Like all back-of-the-envelope calculations, this one has a lot of wiggle room. I wouldn’t try to defend the actual numbers. But I stand by the structure of the calculation. I’m not claiming the multiplier is precisely 36, but it is certainly more than 10.

And once you have all that money, then paraphrasing from an article at messymatters.com on savings:

The risk of dying with too much money should be taken just as seriously as the risk of dying poor. After all, that excess money in old age represents forgone opportunities earlier in life.

Spend money on anything that shifts your focus from the mundane to things that give your life meaning. Donating to charities that are meaningful to you is a great way to do that. Traveling to visit friends and family should rank highly for the same reason. Improving the world, having fun adventures, relationships with friends and family, satisfying intellectual curiosity…

Certain kinds of adventures you may not be physically capable of at retirement age. And don’t forget the possibility that you’ll die young. Or there could be a financial collapse that sparks hyperinflation, destroying your hard-earned savings. Or there could be technological explosions that change everyone’s level of wealth.

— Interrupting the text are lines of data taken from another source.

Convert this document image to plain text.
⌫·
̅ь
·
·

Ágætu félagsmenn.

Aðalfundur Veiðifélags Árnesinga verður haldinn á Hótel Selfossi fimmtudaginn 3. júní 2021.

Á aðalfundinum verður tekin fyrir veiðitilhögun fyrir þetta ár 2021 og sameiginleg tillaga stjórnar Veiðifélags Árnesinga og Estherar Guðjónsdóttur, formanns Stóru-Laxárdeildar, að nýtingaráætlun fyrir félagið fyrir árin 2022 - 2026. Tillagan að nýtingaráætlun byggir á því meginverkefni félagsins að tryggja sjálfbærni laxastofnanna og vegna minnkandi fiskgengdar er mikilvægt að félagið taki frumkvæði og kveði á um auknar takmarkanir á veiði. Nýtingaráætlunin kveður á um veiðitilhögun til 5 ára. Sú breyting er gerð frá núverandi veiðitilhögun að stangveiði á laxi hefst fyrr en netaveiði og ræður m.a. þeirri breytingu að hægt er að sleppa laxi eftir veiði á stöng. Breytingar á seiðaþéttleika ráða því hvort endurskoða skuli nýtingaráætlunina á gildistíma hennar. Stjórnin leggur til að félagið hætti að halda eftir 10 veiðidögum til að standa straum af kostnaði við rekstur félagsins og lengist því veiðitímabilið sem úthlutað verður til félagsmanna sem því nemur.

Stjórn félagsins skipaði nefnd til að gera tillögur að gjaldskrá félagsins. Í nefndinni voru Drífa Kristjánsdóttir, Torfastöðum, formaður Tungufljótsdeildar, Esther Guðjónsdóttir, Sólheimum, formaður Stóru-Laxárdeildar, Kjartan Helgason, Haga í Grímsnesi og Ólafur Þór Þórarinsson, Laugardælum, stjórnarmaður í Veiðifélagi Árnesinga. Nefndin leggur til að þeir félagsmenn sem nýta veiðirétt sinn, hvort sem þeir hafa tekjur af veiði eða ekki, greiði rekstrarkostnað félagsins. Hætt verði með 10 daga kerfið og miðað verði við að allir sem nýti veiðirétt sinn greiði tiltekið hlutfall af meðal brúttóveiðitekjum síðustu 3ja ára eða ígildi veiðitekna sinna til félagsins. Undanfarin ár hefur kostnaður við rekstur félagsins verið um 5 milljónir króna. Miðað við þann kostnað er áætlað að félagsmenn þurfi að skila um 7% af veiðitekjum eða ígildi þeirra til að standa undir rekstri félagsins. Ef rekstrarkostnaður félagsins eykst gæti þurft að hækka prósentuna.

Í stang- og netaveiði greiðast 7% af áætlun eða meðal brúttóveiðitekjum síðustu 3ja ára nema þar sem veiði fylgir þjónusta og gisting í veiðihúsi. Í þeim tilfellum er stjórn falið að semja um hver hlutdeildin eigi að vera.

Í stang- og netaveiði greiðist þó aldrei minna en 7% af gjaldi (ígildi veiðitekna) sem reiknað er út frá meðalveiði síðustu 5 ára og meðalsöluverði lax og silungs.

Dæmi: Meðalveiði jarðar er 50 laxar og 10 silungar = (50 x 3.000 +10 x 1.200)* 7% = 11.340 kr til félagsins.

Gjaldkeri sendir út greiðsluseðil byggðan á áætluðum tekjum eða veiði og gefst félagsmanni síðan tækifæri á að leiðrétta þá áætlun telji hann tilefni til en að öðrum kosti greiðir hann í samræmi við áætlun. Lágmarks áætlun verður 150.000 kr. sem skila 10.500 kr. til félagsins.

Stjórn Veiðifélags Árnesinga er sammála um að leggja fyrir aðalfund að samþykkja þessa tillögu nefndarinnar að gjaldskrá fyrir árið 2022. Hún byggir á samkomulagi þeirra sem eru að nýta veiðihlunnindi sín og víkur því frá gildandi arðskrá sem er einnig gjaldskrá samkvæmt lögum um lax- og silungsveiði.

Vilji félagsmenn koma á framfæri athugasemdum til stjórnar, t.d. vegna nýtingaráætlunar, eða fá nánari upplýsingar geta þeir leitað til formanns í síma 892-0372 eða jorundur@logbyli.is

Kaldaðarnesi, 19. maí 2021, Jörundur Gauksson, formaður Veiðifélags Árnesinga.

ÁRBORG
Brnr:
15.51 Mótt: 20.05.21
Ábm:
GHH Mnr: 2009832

Have a bias for enjoying things now; it’s worth some amount of risk of being poorer than you’d like to be in retirement. Consider the strategy of throughout your life, taking, say, a month of unpaid leave every time you accumulate several thousand dollars in excess savings. If you keep obsessively saving past a reasonable target then you are, in a very literal sense, wasting money, by letting it sit as excess savings instead of doing something with it that makes your life better.

Improve your life by outsourcing tasks you do not enjoy. For example, don’t do your own taxes or change your own oil or clean your own house if you don’t enjoy those things, especially if you enjoy your job more than those tasks and your effective hourly rate is not much lower than (or is higher than) the hourly cost of the outsourcing.

Also, consider getting your retirement setup in place sometime before you retire.